Last time we checked, the city’s most expensive hotel room was the 9,000-square-foot two-story Sky Villa at the Palms, which is all yours for just $35,000 a night. Accessed by a private glass elevator, it offers three bedrooms, your own sauna and fitness center, and an infinity pool with room for 12. If you prefer classical elegance to party-all-night debauchery, there’s the Bellagio’s illustrious 4,000-square-foot Presidential Suite, where $5,000 a night gets you, among other amenities, your own solarium and indoor garden. Or check out the Skylofts at the MGM Grand, which is known as the “Home of the Champions” during NFR for its role as official host to Gold Buckle winners and tie-down ropers. What’s $1,000 to $3,000 a night when the digs come with your very own private concierge, a round-the-clock butler, and the kind of treatment that’ll make you feel like a champ yourself?
There are more many choices in a city that has evolved from all-you-can-eat buffets to a destination for the world’s top celebrity chefs. Joël Robuchon’s remarkable French cuisine restaurant at the MGM Grand is the only place in town with three Michelin stars. Quiet and intimate, it was designed to resemble a luxurious art deco townhouse.
But you won’t notice the lush garden terrace and marble floors when your La Langoustine, truffled langoustine ravioli with simmered green cabbage, arrives at the table. If you don’t opt for that popular menu item, you could go for the 18-plate prix fixe menu at $445 per person. Bottles of wine from Robuchon’s extraordinary cellar (winner of Wine Spectator’s Grand Award) can easily double the cost of dinner.
If You Can’t See Elvis …
Follow up dinner with a big show. We suggest O, the stunning water-themed Cirque du Soleil production with a cast of 80 swimmers, daredevils, and acrobats, at the Bellagio. In its best moments, including the jaw-dropping Russian Swings, it exemplifies what theatrics can be achieved when no limits are placed on talent, budget, or imagination. Seated in a theater that resembles a 14th-century European opera house, with your eyes glued to the action in, on, above, and around a 1.5 million-gallon pool, you’ll be happy you shelled out 200 bucks for the best seats in the place.

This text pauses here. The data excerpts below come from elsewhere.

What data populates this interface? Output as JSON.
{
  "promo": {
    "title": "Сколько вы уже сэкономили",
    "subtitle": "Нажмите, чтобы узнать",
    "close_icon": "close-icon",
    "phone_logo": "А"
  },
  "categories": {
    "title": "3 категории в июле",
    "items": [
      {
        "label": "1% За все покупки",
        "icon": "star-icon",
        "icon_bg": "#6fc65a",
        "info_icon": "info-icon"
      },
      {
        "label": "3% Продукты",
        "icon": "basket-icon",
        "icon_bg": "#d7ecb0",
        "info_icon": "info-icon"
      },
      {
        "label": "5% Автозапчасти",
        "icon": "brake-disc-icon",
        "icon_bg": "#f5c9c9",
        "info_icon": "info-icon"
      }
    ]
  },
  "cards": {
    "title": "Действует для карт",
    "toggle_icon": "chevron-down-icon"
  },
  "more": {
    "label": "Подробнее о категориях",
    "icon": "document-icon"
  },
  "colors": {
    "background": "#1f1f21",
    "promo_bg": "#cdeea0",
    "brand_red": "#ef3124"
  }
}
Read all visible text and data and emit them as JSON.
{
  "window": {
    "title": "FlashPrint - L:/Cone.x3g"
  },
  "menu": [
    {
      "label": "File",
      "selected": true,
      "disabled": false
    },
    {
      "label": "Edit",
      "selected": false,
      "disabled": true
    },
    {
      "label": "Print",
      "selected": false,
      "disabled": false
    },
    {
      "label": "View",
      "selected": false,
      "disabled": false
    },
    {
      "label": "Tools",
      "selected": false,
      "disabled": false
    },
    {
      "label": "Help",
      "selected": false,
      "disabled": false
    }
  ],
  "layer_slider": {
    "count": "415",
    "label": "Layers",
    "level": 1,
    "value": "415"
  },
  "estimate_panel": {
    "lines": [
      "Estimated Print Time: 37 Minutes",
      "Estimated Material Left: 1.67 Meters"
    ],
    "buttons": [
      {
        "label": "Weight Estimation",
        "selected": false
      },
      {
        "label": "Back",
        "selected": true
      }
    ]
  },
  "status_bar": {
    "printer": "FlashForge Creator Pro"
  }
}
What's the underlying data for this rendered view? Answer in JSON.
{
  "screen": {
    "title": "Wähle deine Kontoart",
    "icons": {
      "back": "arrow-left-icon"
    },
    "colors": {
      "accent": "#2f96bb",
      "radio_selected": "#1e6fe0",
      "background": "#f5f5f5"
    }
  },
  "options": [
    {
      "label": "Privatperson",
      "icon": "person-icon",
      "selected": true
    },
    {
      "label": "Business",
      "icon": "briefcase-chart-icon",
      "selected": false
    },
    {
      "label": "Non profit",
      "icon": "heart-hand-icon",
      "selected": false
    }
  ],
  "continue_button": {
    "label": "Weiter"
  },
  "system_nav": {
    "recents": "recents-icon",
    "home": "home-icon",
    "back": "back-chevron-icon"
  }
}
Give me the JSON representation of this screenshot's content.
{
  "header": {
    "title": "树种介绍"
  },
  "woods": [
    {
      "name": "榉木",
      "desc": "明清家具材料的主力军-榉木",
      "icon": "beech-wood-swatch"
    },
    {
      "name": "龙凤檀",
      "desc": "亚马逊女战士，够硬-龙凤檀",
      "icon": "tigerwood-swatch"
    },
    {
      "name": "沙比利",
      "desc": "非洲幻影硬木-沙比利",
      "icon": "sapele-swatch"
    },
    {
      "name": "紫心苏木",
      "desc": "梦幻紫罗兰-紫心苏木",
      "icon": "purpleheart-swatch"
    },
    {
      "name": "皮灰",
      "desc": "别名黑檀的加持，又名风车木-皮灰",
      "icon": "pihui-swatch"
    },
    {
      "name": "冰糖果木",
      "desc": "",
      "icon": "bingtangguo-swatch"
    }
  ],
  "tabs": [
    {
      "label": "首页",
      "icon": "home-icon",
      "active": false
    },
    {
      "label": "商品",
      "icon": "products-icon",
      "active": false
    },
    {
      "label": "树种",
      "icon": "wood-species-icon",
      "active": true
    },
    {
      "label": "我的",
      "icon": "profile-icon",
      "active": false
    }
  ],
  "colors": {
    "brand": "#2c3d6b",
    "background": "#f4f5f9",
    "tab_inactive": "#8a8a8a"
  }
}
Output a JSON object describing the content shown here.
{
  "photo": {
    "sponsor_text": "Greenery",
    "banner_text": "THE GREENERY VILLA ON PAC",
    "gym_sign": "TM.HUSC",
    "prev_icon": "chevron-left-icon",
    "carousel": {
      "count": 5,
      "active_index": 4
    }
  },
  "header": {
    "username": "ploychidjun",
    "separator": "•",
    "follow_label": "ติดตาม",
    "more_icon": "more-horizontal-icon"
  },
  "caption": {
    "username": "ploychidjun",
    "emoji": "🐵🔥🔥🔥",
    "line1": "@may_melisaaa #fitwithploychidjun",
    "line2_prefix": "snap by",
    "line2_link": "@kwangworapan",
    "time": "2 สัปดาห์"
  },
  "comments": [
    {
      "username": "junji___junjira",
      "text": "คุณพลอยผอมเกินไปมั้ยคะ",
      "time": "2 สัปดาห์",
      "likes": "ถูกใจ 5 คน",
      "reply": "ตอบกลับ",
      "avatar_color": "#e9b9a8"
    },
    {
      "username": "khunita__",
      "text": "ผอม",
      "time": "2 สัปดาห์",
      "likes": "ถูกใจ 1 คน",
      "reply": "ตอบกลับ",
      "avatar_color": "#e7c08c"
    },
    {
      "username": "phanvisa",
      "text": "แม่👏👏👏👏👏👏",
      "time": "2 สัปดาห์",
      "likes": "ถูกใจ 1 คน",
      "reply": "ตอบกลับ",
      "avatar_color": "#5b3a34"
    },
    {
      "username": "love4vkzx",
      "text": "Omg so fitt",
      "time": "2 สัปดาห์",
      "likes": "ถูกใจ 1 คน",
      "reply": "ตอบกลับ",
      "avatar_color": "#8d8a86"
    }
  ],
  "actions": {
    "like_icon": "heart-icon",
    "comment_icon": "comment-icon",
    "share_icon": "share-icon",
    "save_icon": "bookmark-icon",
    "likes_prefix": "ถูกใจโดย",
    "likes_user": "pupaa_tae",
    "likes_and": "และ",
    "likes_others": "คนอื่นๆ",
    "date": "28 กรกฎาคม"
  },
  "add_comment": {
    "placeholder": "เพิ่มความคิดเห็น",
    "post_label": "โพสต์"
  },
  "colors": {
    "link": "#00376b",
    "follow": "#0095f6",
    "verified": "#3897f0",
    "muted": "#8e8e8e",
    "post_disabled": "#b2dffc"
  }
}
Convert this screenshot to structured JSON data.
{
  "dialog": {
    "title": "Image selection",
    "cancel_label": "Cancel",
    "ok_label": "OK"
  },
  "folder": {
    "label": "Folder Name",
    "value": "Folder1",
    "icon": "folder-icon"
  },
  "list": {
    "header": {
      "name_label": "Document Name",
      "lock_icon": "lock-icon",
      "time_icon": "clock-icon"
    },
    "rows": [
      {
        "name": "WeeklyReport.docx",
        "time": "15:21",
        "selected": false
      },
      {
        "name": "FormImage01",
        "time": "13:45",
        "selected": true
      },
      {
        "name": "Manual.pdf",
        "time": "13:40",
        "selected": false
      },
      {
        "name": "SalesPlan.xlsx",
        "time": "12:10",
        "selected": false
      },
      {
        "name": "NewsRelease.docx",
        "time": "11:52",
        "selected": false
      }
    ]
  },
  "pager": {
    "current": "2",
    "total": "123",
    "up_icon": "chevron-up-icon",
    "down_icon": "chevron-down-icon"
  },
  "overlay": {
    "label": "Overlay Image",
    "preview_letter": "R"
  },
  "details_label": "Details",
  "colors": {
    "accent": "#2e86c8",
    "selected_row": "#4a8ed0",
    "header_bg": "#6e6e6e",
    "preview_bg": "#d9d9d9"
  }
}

If it’s pop culture you crave, you can catch Britney Spears at Planet Hollywood in her Piece of Me show, and then go backstage for a meet-and-greet with the star for just $5,335 per person. If you’re a little more country, stay tuned for NFR’s star-studded The Pallineup, which has included Reba, Garth, George, and more.
After the show, head over to the XS Nightclub at Encore Las Vegas and order an Ono. The club’s signature drink features Charles Heidsieck Champagne Charlie 1981 and Louis XIII de Rémy Martin Black Pearl cognac. Served with a pair of men’s silver cufflinks and a woman’s 18kt white gold chain with a black pearl pendant, it will set you back a mere $10,000 a memorable glass.
The Sky’s the Limit
While gambling the night away in steel and glass megaresorts, don’t ignore the wonders of the West around you. Charter a helicopter and visit the Grand Canyon, Monument Valley, or Bryce Canyon National Park. For a cool $4,750, 5 Star Helicopter Tours will take you on a private flight for 6 to the Grand Canyon that includes a VIP Hualapai Indian ambassador guide and front-of-the-line Grand Canyon Skywalk passes. Specially designed forward-facing seats and unobstructed 180-degree panoramic view, naturally.
Luck Be a Lady
Still got money to burn? Here’s your chance to win it all back! The Ivey Room at the Aria Resort & Casino (named after poker pro Phil Ivey) offers no-limit poker with wagers more than $100,000 per hand. The Aria also has a $5,000 slot machine — line up red, white, and blue “7” symbols and you’ll be $2 million richer.